For its second quarter, Salesforce (CRM) reported excellent results and materially raised its outlook for the year. This quarter represents an exclamation point after last quarter’s reasonable results and cautious guidance. Results are generally consistent with software peers who are experiencing robust demand arising from the need to accelerate the broad digital transformation efforts that were already underway, as companies are confronted with the reality that they lack the flexibility required to support remote work in a more sustainable manner long-term. Based on strong results and guidance we are substantially raising our fair value estimate to $253 per share, from $202 for wide-moat Salesforce. That said, like many software stocks, shares of Salesforce have run and we view them as approximately fairly valued.
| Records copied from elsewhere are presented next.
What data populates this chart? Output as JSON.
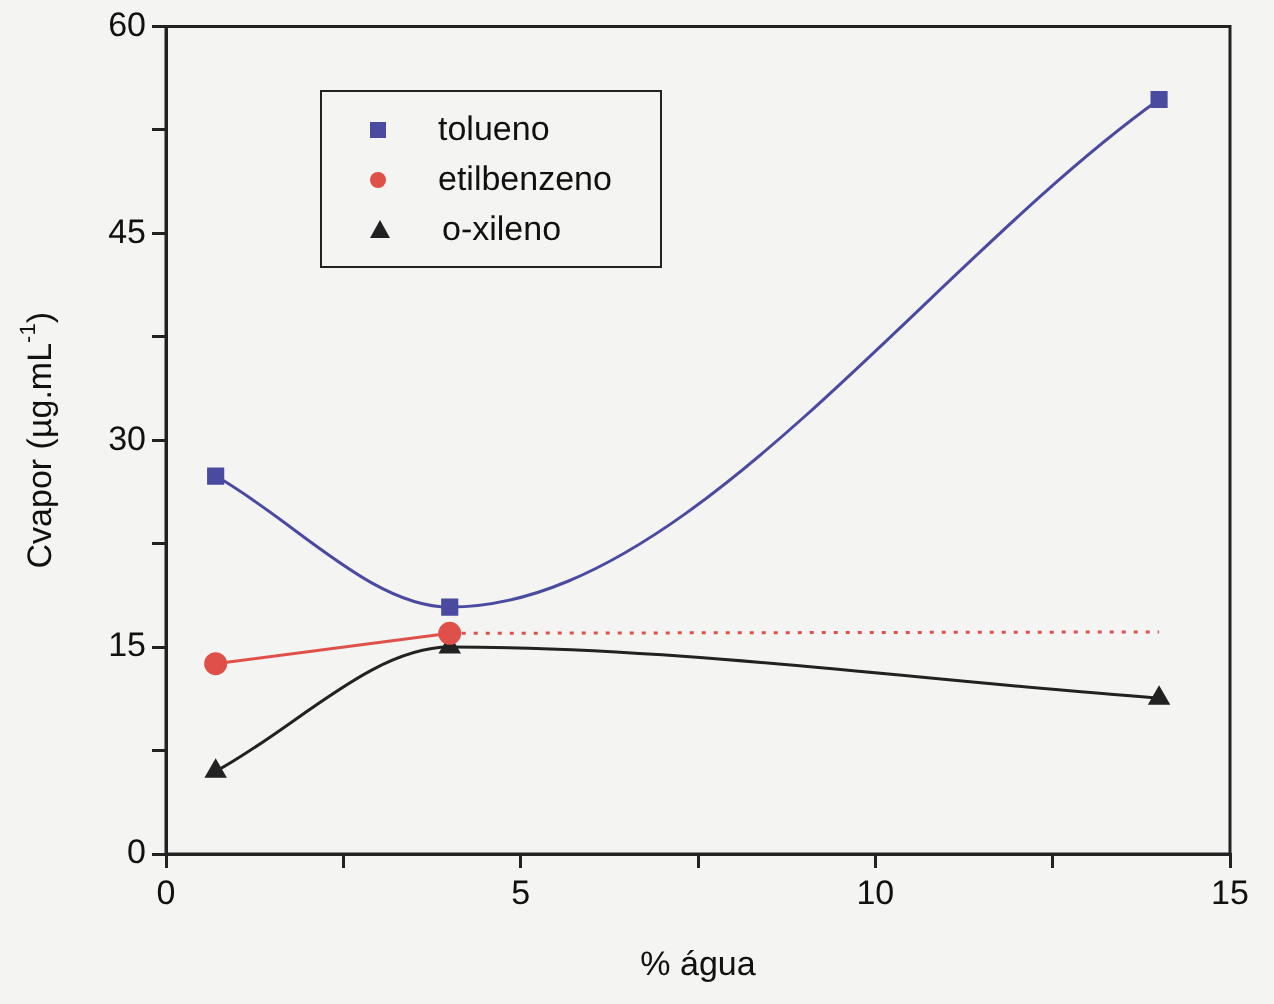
{
  "chart_data": {
    "type": "line",
    "xlabel": "% água",
    "ylabel": "Cvapor (µg.mL$^{-1}$)",
    "xlim": [
      0,
      15
    ],
    "xticks": [
      0,
      {
        "value": 2.5,
        "label": null
      },
      5,
      {
        "value": 7.5,
        "label": null
      },
      10,
      {
        "value": 12.5,
        "label": null
      },
      15
    ],
    "ylim": [
      0,
      60
    ],
    "yticks": [
      0,
      {
        "value": 7.5,
        "label": null
      },
      15,
      {
        "value": 22.5,
        "label": null
      },
      30,
      {
        "value": 37.5,
        "label": null
      },
      45,
      {
        "value": 52.5,
        "label": null
      },
      60
    ],
    "grid": false,
    "legend": "top left",
    "series": [
      {
        "name": "tolueno",
        "color": "#4a4aa0",
        "marker": "square",
        "x": [
          0.7,
          4,
          14
        ],
        "values": [
          27.4,
          17.9,
          54.7
        ]
      },
      {
        "name": "etilbenzeno",
        "color": "#e0504a",
        "marker": "circle",
        "x": [
          0.7,
          4
        ],
        "values": [
          13.8,
          16.0
        ]
      },
      {
        "color": "#e0504a",
        "marker": "none",
        "line_style": "dotted",
        "x": [
          4,
          14
        ],
        "values": [
          16.0,
          16.1
        ]
      },
      {
        "name": "o-xileno",
        "color": "#222222",
        "marker": "triangle",
        "x": [
          0.7,
          4,
          14
        ],
        "values": [
          6.0,
          15.0,
          11.3
        ]
      }
    ]
  }
}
Revenue grew 29% year over year to $5.151 billion, which blew through estimates from both us and the Street, as well as guidance of $4.890 billion to $4.900 billion. Revenue was 5% ahead of our near-consensus estimates, which is truly impressive for a company this size. All segments were ahead, with the most notable upside relative to our model coming from platform and service, which were 11% and 8% ahead of our estimates, respectively. Management noted increasing customer confidence as the quarter progressed and reported that attrition came in better than anticipated.
Non-GAAP operating margin was very strong at 20.2%, compared with 14.3% a year ago and both us and CapIQ consensus near 16%. Non-GAAP EPS was $1.44, compared with $0.67 a year ago, and both us and CapIQ consensus also at $0.67. Non-GAAP EPS benefited by $0.58 from marked-to-market accounting. Strong revenue and expense discipline drove margin and EPS upside. For the year, management now believes it can produce 75 basis points of margin expansion even with stepped-up hiring in the second half of the year. Just last quarter, management believed margins would be flat for the year.